M: I just did a "mark all as read" on over 1000 posts in my Google Reader. Did I miss any particularly bad outfits or attractive men?
A: I haven't gone through all mine, but nothing comes to mind. I'm glad we took a break- I didn't realize how much I needed it.
M: I didn't realize it, either. It was surprisingly nice to just unplug.
A: I'm still trying to catch up on my blog reading, though.
M: My reader gave me a panic attack and I cleared any blog with more than 5 entries.
A: I can't do it! I don't want to miss anything tragic.
M: I pinned all of our 2011 outfits onto their own pinboard.
A: Um, do I need to be on Pinterest?
M: I can send you an invite!
A: Well, thanks. This is pretty much all I've been doing for the past two hours.
M: Oh god, it is crazy addictive.
A: Busy. *pin* *pin* *pin*
M: Someone found us by searching "How To Wear a Skort" so I'll just be over here, dead.
A: I don't have a skort. DO YOU HAVE A SKORT? YOU CAN TELL ME.
M: NO. I just had a skirt that my mother THOUGHT was a skort. IT WAS NOT A SKORT.
A: YOU CAN TELL ME.
M: I hate you.
A: No really, it's okay. I believe there are programs.
M: *La la la can't hear you.
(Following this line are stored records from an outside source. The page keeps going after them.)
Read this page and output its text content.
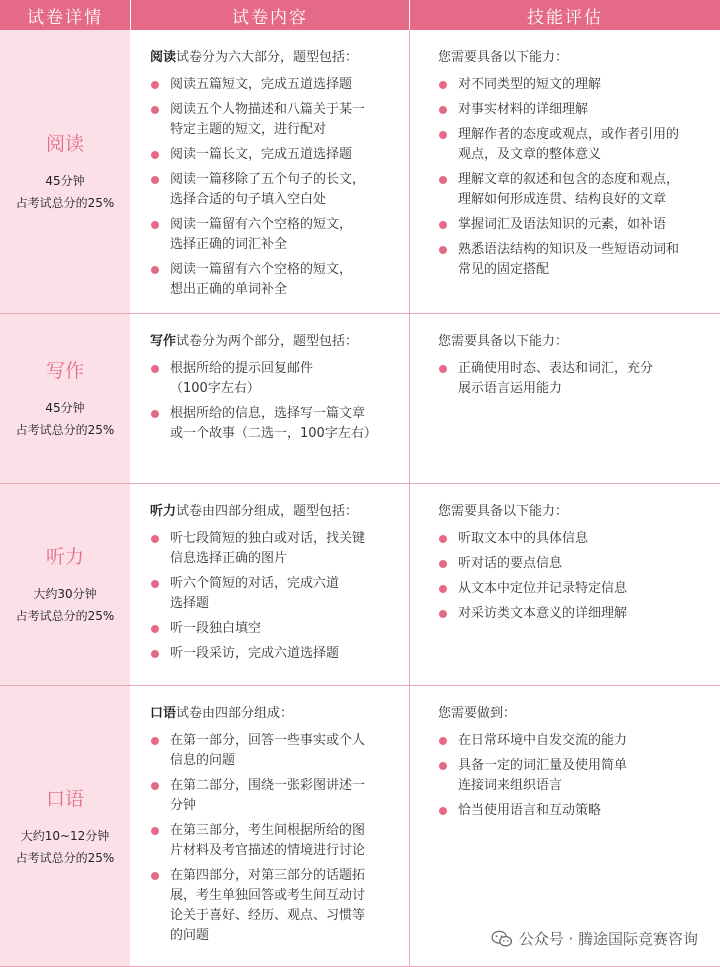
试卷详情	试卷内容	技能评估
阅读
45分钟
占考试总分的25%
阅读试卷分为六大部分，题型包括：
阅读五篇短文，完成五道选择题
阅读五个人物描述和八篇关于某一
特定主题的短文，进行配对
阅读一篇长文，完成五道选择题
阅读一篇移除了五个句子的长文，
选择合适的句子填入空白处
阅读一篇留有六个空格的短文，
选择正确的词汇补全
阅读一篇留有六个空格的短文，
想出正确的单词补全
您需要具备以下能力：
对不同类型的短文的理解
对事实材料的详细理解
理解作者的态度或观点，或作者引用的
观点，及文章的整体意义
理解文章的叙述和包含的态度和观点，
理解如何形成连贯、结构良好的文章
掌握词汇及语法知识的元素，如补语
熟悉语法结构的知识及一些短语动词和
常见的固定搭配
写作
45分钟
占考试总分的25%
写作试卷分为两个部分，题型包括：
根据所给的提示回复邮件
（100字左右）
根据所给的信息，选择写一篇文章
或一个故事（二选一，100字左右）
您需要具备以下能力：
正确使用时态、表达和词汇，充分
展示语言运用能力
听力
大约30分钟
占考试总分的25%
听力试卷由四部分组成，题型包括：
听七段简短的独白或对话，找关键
信息选择正确的图片
听六个简短的对话，完成六道
选择题
听一段独白填空
听一段采访，完成六道选择题
您需要具备以下能力：
听取文本中的具体信息
听对话的要点信息
从文本中定位并记录特定信息
对采访类文本意义的详细理解
口语
大约10~12分钟
占考试总分的25%
口语试卷由四部分组成：
在第一部分，回答一些事实或个人
信息的问题
在第二部分，围绕一张彩图讲述一
分钟
在第三部分，考生间根据所给的图
片材料及考官描述的情境进行讨论
在第四部分，对第三部分的话题拓
展，考生单独回答或考生间互动讨
论关于喜好、经历、观点、习惯等
的问题
您需要做到：
在日常环境中自发交流的能力
具备一定的词汇量及使用简单
连接词来组织语言
恰当使用语言和互动策略
公众号 · 腾途国际竞赛咨询
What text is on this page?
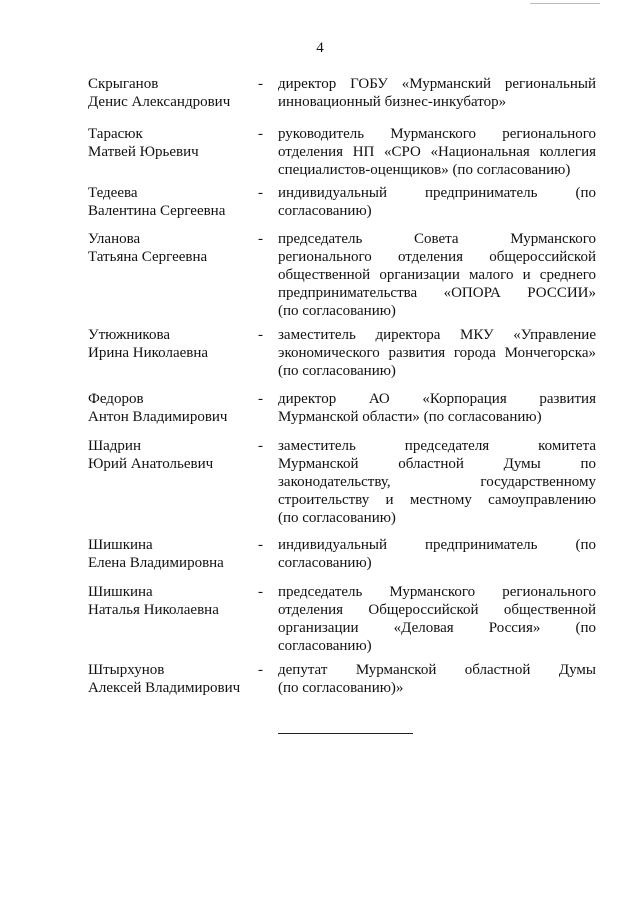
4
Скрыганов
Денис Александрович
-	директор ГОБУ «Мурманский региональный
инновационный бизнес-инкубатор»
Тарасюк
Матвей Юрьевич
-	руководитель Мурманского регионального
отделения НП «СРО «Национальная коллегия
специалистов-оценщиков» (по согласованию)
Тедеева
Валентина Сергеевна
-	индивидуальный предприниматель (по
согласованию)
Уланова
Татьяна Сергеевна
-	председатель Совета Мурманского
регионального отделения общероссийской
общественной организации малого и среднего
предпринимательства «ОПОРА РОССИИ»
(по согласованию)
Утюжникова
Ирина Николаевна
-	заместитель директора МКУ «Управление
экономического развития города Мончегорска»
(по согласованию)
Федоров
Антон Владимирович
-	директор АО «Корпорация развития
Мурманской области» (по согласованию)
Шадрин
Юрий Анатольевич
-	заместитель председателя комитета
Мурманской областной Думы по
законодательству, государственному
строительству и местному самоуправлению
(по согласованию)
Шишкина
Елена Владимировна
-	индивидуальный предприниматель (по
согласованию)
Шишкина
Наталья Николаевна
-	председатель Мурманского регионального
отделения Общероссийской общественной
организации «Деловая Россия» (по
согласованию)
Штырхунов
Алексей Владимирович
-	депутат Мурманской областной Думы
(по согласованию)»
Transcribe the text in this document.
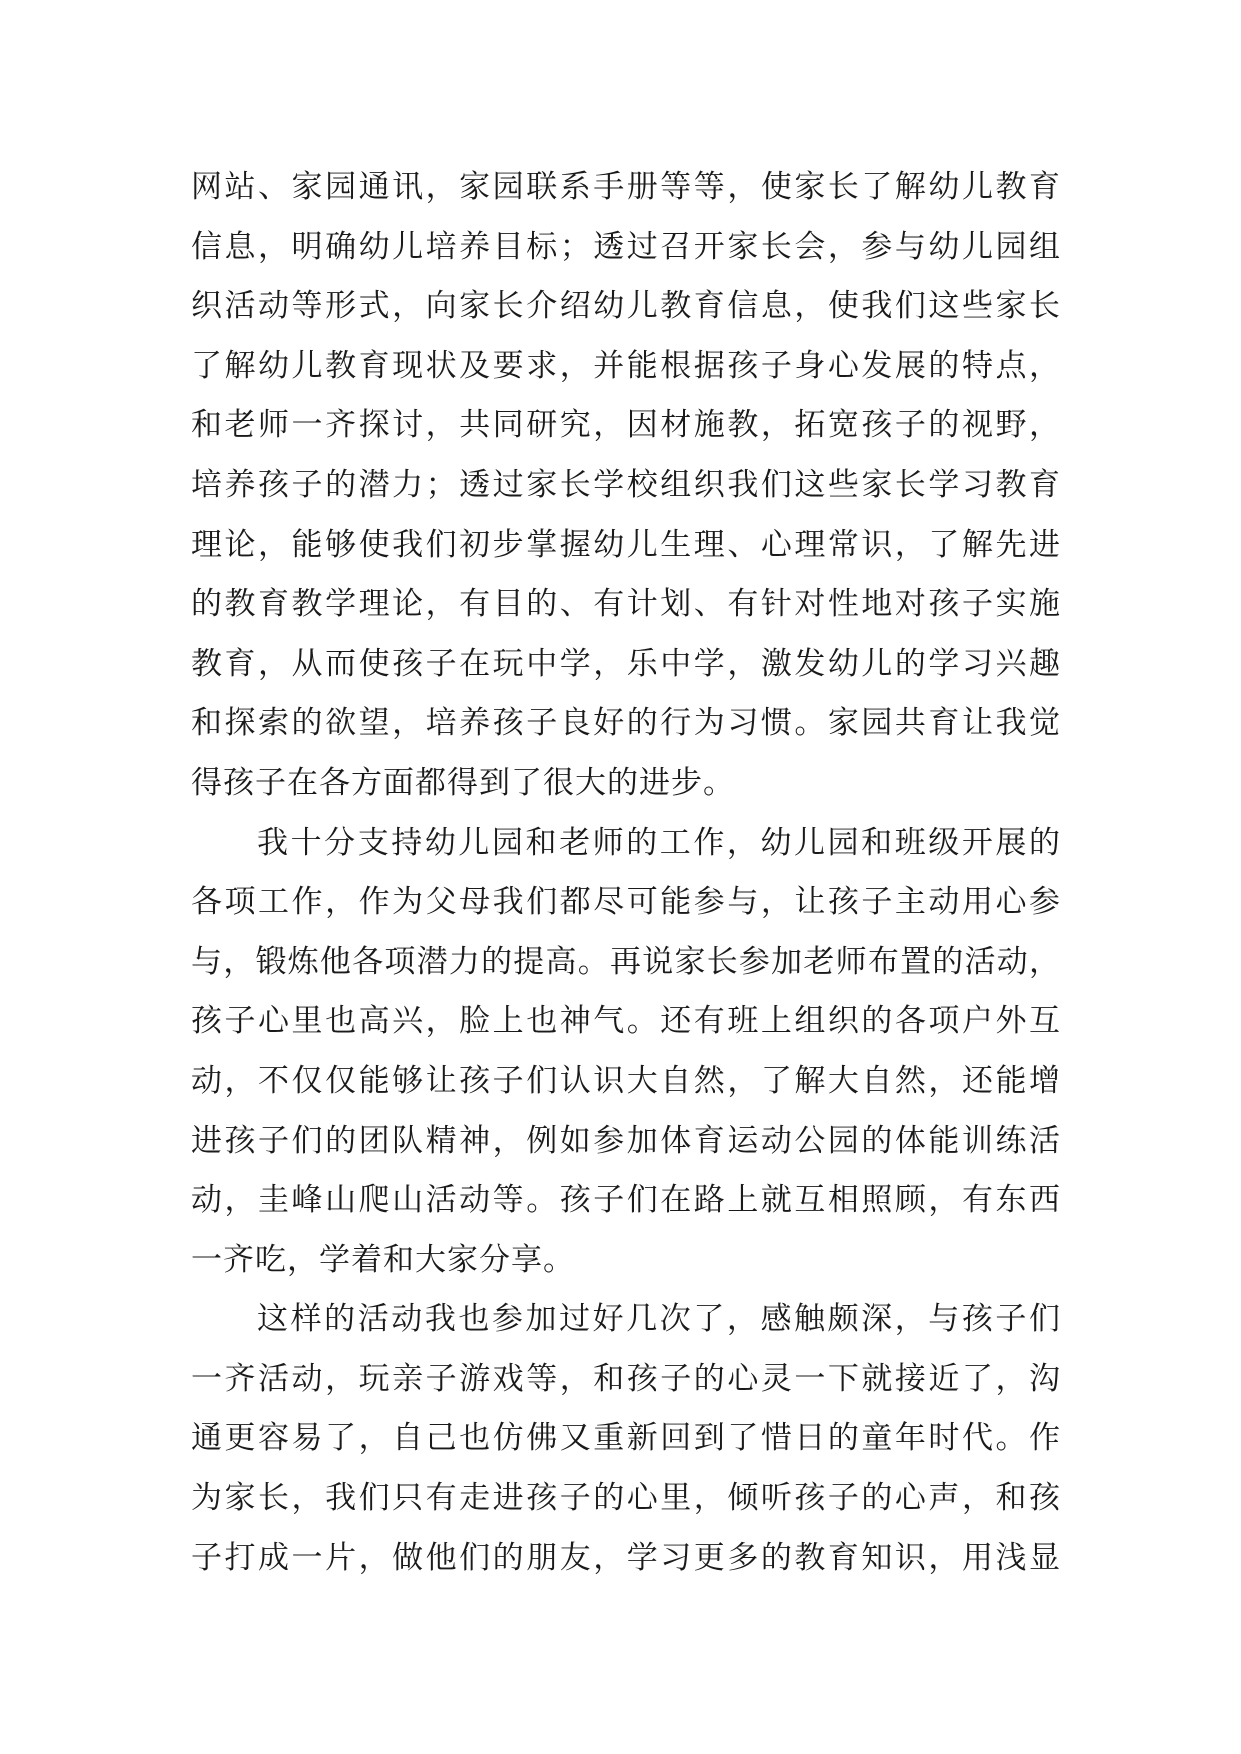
网站、家园通讯，家园联系手册等等，使家长了解幼儿教育
信息，明确幼儿培养目标；透过召开家长会，参与幼儿园组
织活动等形式，向家长介绍幼儿教育信息，使我们这些家长
了解幼儿教育现状及要求，并能根据孩子身心发展的特点，
和老师一齐探讨，共同研究，因材施教，拓宽孩子的视野，
培养孩子的潜力；透过家长学校组织我们这些家长学习教育
理论，能够使我们初步掌握幼儿生理、心理常识，了解先进
的教育教学理论，有目的、有计划、有针对性地对孩子实施
教育，从而使孩子在玩中学，乐中学，激发幼儿的学习兴趣
和探索的欲望，培养孩子良好的行为习惯。家园共育让我觉
得孩子在各方面都得到了很大的进步。
我十分支持幼儿园和老师的工作，幼儿园和班级开展的
各项工作，作为父母我们都尽可能参与，让孩子主动用心参
与，锻炼他各项潜力的提高。再说家长参加老师布置的活动，
孩子心里也高兴，脸上也神气。还有班上组织的各项户外互
动，不仅仅能够让孩子们认识大自然，了解大自然，还能增
进孩子们的团队精神，例如参加体育运动公园的体能训练活
动，圭峰山爬山活动等。孩子们在路上就互相照顾，有东西
一齐吃，学着和大家分享。
这样的活动我也参加过好几次了，感触颇深，与孩子们
一齐活动，玩亲子游戏等，和孩子的心灵一下就接近了，沟
通更容易了，自己也仿佛又重新回到了惜日的童年时代。作
为家长，我们只有走进孩子的心里，倾听孩子的心声，和孩
子打成一片，做他们的朋友，学习更多的教育知识，用浅显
Busy looking at cast members of The Vampire Diaries and painting my nails.*
A: If you start posting nail photos I will quit you.
M: Nail photos and instagram photos, nonstop, if you don't can the skort talk. I'll do it.
A: NO TO INSTAGRAM. Seriously, I will QUIT YOU. I am very busy right now with the Pinterest, though, so I don't have time for your skort obsession anyway.
M: What did I tell you about Pinterest? When I first joined I was on it for three days. It was like something out of Trainspotting, but with pictures of rugs and ombre'd hair.
A: Its so funny, because when I first heard about it I was all, eh. Then I started pinning shit and I CANT STOP.
M: Just make sure to take breaks to pee and stretch your legs occasionally.
A: I am totally pining some sweet Landsend skort action just for you:
M: The funny thing is, now that's connected to your Pinterest account. Not mine.
A: I shall include the description: "FOR MARIANNE WHO LOVES SKORTS"
M: YOUR PINBOARDS ARE CLOAKED IN LIES.
A: I'm not the one claiming to be "a lady" in my profile.
M: *busily pinning Steampunk dresses for Adrien.*
A: Some of those are kind of cool.
M: I can't even talk to you any more.
A: I like the one with the see-though skeleton in the middle:
Source: blog.zombiegirlshop.com via Adrien on Pinterest
M: Over. We are OVER.
A: It's good to be back. I missed you.
M: I missed you, too.
Oh god, it's so addictive. I talked shit about Pinterest for a while, but then I finally got my invite and I've been pinning ever since. I'm such a hypocrite. And I'm way more excited than you both are on there so I can follow you.